Ich hatte den Eindruck die Sau versuchte die vielleicht Bauchnabelhohe Böschung an mehreren Stellen hinauf zu gelangen. Es gelang ihr aber nicht. Also musste Sie doch schwerer krank sein. Nach etwa 50 Meter fand die Sau eine Stelle wo sie hinauf konnte. Wir waren etwa 20 Meter oberhalb vom vorherigen Punkt, als Auri nach links abbog und ich in den sehr lichten Waldbestand auf 20 Meter vor uns einen ganz kleinen Wurzelstock ausmachen konnte. Plötzlich wurde Auri niedrig, stellte Haare auf und brummte vorsichtig. Da rumpelte etwas weg, Auri wurde laut aber bis ich Waffe und Hund an der Leine wieder beisammen hatte war die Sau weg. Gleich hinter der Baumwurzel, als Bestätigung etwas Schweiß dort und in die gehörte Fluchtrichtung. Da ich das Gebiet kaum kenne brach ich wieder ab und erwartete meinen Kumpel nach kurzem Telefonat am Weg, wo dieser auch gleich auftauchte. Er hatte seine Kurzwaffe fertig gemacht und wir gingen zur besagter Baumwurzel. Wieder Auri – zur Fährte welche sie sogleich brav weiterarbeitete. Hinter der nahen Kante sahen wir auf 50 Meter eine kleine Hainbuchenverjüngung von vielleicht 15 x 15 Meter….als wir kurz davor standen roch ich plötzlich die Sau und machte mich mit der Waffe fertig. Ich äugte ins Gebüsch, mittlerweile war es fast dunkel geworden, als ich am Rand eine stehende Sau entdeckte. Teufel noch, die ist ja viel größer als gedacht.

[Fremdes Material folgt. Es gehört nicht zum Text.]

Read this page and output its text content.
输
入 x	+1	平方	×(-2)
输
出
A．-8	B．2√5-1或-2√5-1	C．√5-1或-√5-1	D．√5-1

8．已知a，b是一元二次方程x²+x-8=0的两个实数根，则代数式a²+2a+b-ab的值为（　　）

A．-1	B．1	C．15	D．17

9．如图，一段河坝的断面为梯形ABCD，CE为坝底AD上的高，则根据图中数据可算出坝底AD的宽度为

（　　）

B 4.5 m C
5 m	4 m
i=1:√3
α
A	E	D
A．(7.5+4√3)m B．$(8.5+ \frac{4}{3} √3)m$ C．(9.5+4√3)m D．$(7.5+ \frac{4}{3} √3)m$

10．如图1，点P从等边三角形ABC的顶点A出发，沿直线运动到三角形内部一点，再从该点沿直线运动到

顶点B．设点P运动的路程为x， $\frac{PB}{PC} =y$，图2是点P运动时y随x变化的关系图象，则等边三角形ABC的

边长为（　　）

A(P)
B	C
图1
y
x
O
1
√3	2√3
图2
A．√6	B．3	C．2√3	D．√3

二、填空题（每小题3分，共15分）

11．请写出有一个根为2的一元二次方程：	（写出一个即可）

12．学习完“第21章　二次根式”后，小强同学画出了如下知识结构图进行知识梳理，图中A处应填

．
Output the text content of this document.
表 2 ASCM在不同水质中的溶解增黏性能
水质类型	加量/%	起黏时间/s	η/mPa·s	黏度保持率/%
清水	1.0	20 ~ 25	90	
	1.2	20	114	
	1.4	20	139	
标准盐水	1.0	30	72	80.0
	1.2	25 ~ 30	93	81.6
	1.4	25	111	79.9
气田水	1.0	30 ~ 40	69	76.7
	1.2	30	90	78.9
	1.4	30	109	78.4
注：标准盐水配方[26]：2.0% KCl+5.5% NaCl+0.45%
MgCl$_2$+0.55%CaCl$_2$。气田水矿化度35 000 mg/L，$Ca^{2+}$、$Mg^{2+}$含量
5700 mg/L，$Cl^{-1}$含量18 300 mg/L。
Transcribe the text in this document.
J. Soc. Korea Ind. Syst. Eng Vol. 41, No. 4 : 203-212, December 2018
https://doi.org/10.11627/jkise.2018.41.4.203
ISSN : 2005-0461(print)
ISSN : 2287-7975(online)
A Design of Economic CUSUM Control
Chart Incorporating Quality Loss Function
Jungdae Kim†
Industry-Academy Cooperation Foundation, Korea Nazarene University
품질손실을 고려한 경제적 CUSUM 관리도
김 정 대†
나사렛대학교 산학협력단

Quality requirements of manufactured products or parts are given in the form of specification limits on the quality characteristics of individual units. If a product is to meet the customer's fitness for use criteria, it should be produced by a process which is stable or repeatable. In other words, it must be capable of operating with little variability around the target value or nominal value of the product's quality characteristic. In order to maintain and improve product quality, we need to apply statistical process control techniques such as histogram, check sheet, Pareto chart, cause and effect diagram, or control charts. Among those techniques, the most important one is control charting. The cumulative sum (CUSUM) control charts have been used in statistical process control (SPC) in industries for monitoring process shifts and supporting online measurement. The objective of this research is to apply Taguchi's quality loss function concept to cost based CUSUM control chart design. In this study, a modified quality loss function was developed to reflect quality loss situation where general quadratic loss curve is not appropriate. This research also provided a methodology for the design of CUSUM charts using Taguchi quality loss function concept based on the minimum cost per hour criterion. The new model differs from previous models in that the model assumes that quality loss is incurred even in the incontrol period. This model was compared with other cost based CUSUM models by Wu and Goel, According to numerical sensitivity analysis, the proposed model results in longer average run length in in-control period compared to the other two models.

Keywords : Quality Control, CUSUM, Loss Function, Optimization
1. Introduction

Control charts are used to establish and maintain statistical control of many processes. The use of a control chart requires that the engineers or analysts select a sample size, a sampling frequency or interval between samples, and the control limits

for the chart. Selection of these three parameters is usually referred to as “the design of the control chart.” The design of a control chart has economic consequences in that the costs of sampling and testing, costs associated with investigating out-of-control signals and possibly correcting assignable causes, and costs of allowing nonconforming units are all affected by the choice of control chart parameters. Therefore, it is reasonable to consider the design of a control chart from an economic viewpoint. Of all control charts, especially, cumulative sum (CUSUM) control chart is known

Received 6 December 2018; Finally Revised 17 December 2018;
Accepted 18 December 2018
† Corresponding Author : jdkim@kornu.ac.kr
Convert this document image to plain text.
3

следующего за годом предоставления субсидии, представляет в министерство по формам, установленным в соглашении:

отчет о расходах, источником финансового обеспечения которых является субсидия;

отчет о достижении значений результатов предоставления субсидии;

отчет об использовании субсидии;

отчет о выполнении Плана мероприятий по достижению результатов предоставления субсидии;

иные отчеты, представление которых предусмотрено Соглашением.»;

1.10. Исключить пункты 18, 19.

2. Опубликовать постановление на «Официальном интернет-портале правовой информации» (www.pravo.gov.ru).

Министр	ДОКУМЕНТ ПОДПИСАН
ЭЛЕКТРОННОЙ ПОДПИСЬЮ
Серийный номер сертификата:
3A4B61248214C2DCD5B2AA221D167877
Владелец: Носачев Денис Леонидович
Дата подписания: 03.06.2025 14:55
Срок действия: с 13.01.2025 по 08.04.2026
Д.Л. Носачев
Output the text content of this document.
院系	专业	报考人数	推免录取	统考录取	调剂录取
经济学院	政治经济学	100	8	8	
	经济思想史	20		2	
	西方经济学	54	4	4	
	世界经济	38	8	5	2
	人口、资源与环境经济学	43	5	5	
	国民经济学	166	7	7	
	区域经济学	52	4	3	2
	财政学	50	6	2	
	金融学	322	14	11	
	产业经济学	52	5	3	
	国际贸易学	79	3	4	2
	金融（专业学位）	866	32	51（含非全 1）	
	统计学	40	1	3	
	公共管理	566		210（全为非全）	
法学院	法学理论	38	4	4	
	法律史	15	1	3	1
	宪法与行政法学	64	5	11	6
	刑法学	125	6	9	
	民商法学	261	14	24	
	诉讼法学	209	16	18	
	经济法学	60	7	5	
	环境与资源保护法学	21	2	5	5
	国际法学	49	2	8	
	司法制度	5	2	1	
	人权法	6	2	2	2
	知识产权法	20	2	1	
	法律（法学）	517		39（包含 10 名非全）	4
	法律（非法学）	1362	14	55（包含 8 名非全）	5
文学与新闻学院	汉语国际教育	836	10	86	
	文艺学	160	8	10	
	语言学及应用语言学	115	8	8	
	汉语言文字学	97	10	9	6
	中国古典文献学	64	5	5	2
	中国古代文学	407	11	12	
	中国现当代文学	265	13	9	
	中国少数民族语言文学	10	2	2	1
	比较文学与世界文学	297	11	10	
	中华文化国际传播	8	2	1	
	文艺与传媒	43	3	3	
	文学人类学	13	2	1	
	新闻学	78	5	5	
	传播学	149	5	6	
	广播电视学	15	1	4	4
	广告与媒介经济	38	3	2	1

Noch bevor ich zielte, sah ich weitere sechs Sauen daneben. Alles zwischen 40 bis 80 kg. Mein Kumpel sah mit der WBK noch mindestens 8-10 kleine Frischlinge. Die Rotte brach nach oben weg. Mist! Und es ist nicht die von mir beschossene. Zusätzlich fing es ins Schütten an, der leichte Regen wurde massiv, was mich bestärkte hier die Arbeit abzubrechen. Wir sind wohl 800 Meter nachgegangen. Und hier wollte ich Aurelia nicht überfordern wegen der anderen Rotte.

Bei der späteren Heimfahrt informierte ich einen befreundeten Oberförster, der unzählige Nachsuchen hatte und der schon lange Deutsche Wachtel führt und auch bis vor kurzem der hiesige Zuchtwart war. Dieser rief mich am Morgen an, das er nach meiner Schilderung und Einschätzung zusagte, um zu kommen. Auch er vermutete, dass die Sau noch lebt und sie sei wohl zu bekommen. Aber hier wollte ich aus Sicherheit und Waidgerechtigkeit die Sache schnellstmöglich erledigen und Aurelia nicht überfordern. Wir setzten den Wachtelrüden Genius am Wurzelteller an und der Rüde lief erhobenen Hauptes dieselbe Richtung bis in die Hainbuchenverjüngung. Schnurstracks hindurch, dann parallel dem Weg folgend nochmal 50 Meter weiter bis nach rechts bergauf ein verfallener Weg kam. Der Wachtel immer noch erhobenen Hauptes bergauf, ging vielleicht 150 Gänge bis wir auf eine kleine Lichtung von 30×30 Meter kamen. Da stand eine große Schirmfichte und rundherum etwas Gebüsch und Brombeeranflug. Der Förster meinte, nur hier würde er sich einschieben.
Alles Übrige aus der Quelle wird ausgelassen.